U of I Legal Scholars Weigh in on Constitutionality of Pension Law

U of I Legal Scholars Weigh in on Constitutionality of Pension Law

High Court may strike down part or all of law, but two law professors see that as an uphill battle.
CHAMPAIGN -- In reaction to the passage of the pension reform law, the University of Illinois interviewed two Constitutional scholars about whether the law will survive a court challenge.  It should be noted that both are state employees and presumably impacted by the pension law.  That said, their interpretation suggests that the public employee unions are going to have a difficult time getting the new law overturned.

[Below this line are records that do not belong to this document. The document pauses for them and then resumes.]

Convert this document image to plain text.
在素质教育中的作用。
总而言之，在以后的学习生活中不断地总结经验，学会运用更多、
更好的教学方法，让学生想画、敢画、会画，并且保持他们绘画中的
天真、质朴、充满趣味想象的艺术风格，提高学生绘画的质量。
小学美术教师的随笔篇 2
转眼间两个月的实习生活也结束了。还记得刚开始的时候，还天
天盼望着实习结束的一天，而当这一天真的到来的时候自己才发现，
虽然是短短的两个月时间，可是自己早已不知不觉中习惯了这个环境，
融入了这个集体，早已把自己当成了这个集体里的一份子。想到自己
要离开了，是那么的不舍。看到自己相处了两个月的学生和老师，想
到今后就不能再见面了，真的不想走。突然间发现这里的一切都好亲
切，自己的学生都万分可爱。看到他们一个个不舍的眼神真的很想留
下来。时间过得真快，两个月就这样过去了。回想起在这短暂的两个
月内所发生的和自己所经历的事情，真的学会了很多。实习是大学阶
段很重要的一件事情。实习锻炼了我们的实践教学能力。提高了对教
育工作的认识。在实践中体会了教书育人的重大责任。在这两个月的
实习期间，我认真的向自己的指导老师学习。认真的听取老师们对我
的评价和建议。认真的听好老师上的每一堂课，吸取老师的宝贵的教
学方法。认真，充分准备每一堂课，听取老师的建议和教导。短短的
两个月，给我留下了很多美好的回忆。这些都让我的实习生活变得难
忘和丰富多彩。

Professors of law John Columbo and Laurie Reynolds were first asked the big question -- is the new law constitutional?  "I continue to believe that if the Illinois Supreme Court interprets the pension clause in the state constitution literally, at least parts of the law will be struck down," Columbo says.  "It's very hard to see how a reduction in the annual cost-of-living adjustment (COLA) for people already retired is supported by any contractual consideration. One of the arguments I've heard is that the 1 percent reduction in contributions will constitute legal consideration for the COLA change, but retirees have no payments to reduce, so clearly with respect to them there is no consideration."

Reynolds adds, "No constitutional provision is absolute ... I believe that the meaning of the pension clause is going to be that no benefit shall be diminished unless the state has clearly established that diminishment is the only way to keep the state afloat and to allow the state to continue to perform its other important duties to the citizens of Illinois.  If the opponents of the law can show the Illinois Supreme Court that the state is bluffing here, that there are actually reasonable alternative strategies that would fully fund the system and that would allow the state to continue to fund its other obligations, then the court is likely to say that this law is an unconstitutional diminishment."

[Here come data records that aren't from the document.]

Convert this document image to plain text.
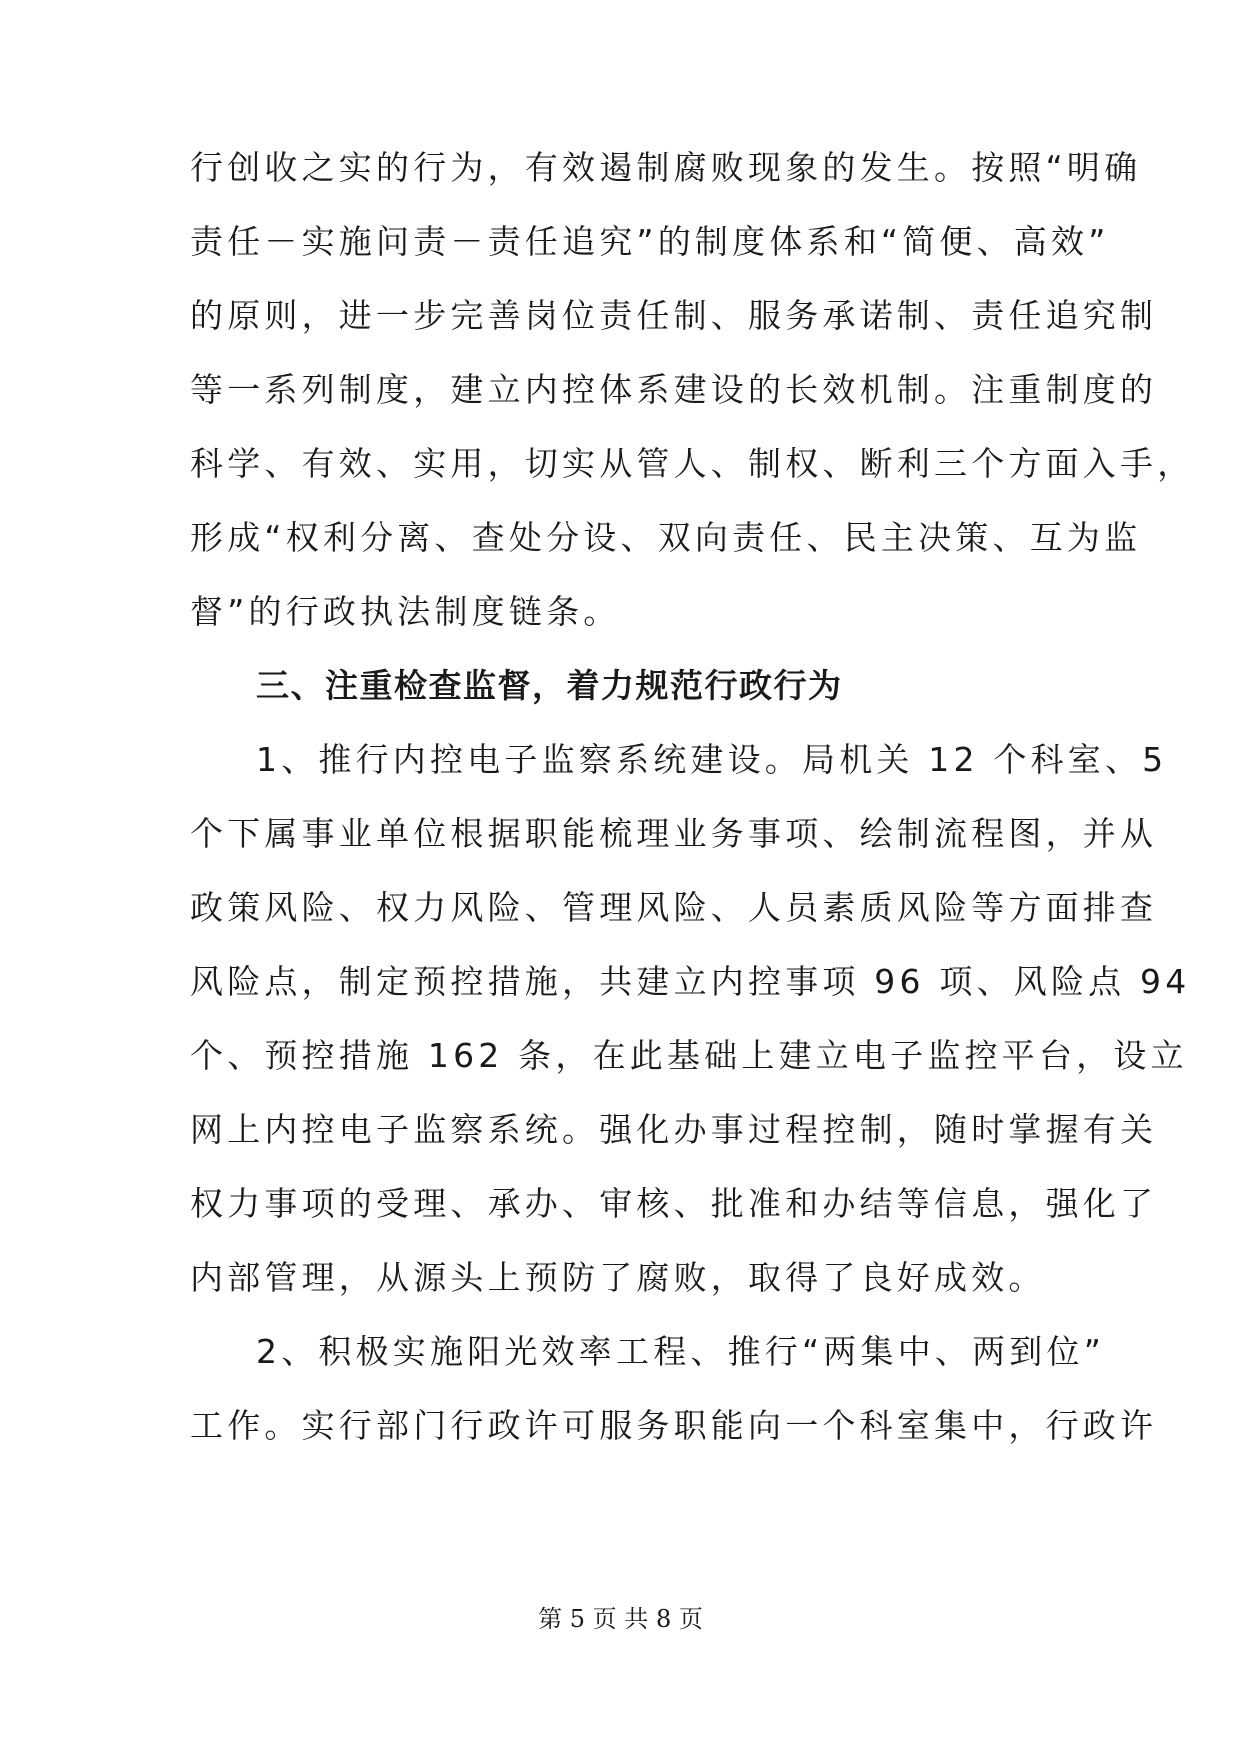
行创收之实的行为，有效遏制腐败现象的发生。按照“明确
责任－实施问责－责任追究”的制度体系和“简便、高效”
的原则，进一步完善岗位责任制、服务承诺制、责任追究制
等一系列制度，建立内控体系建设的长效机制。注重制度的
科学、有效、实用，切实从管人、制权、断利三个方面入手，
形成“权利分离、查处分设、双向责任、民主决策、互为监
督”的行政执法制度链条。
三、注重检查监督，着力规范行政行为
1、推行内控电子监察系统建设。局机关 12 个科室、5
个下属事业单位根据职能梳理业务事项、绘制流程图，并从
政策风险、权力风险、管理风险、人员素质风险等方面排查
风险点，制定预控措施，共建立内控事项 96 项、风险点 94
个、预控措施 162 条，在此基础上建立电子监控平台，设立
网上内控电子监察系统。强化办事过程控制，随时掌握有关
权力事项的受理、承办、审核、批准和办结等信息，强化了
内部管理，从源头上预防了腐败，取得了良好成效。
2、积极实施阳光效率工程、推行“两集中、两到位”
工作。实行部门行政许可服务职能向一个科室集中，行政许
第 5 页 共 8 页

That seems unlikely.  Not only has the state's pension liability skyrocketed, but it has forced deep cuts in other programs such as education and continues to eat a bigger and bigger piece of the state budget.

Reynolds also points to a past case which may have an impact on the State Supreme Court's posture in a lawsuit.  She says, " that the state courts once had an opportunity to order the state to fund the pension system and chose not to jump into that essentially legislative decision. In the Sklodowski case in 1998, the (state supreme) court rejected a suit brought by members of various retirement systems, asking the court to order the state to fund the system. The court refused to do that, noting the importance of legislative discretion in this area and concluding that the law did not give employees vested rights to any particular statutory funding level."

In other words, the legislature may get the benefit of the doubt.

That said, both Reynolds and Columbo readily admit that they are speculating.  They suspect we won't know the real answer for at least a year as the case works its way to the Supreme Court.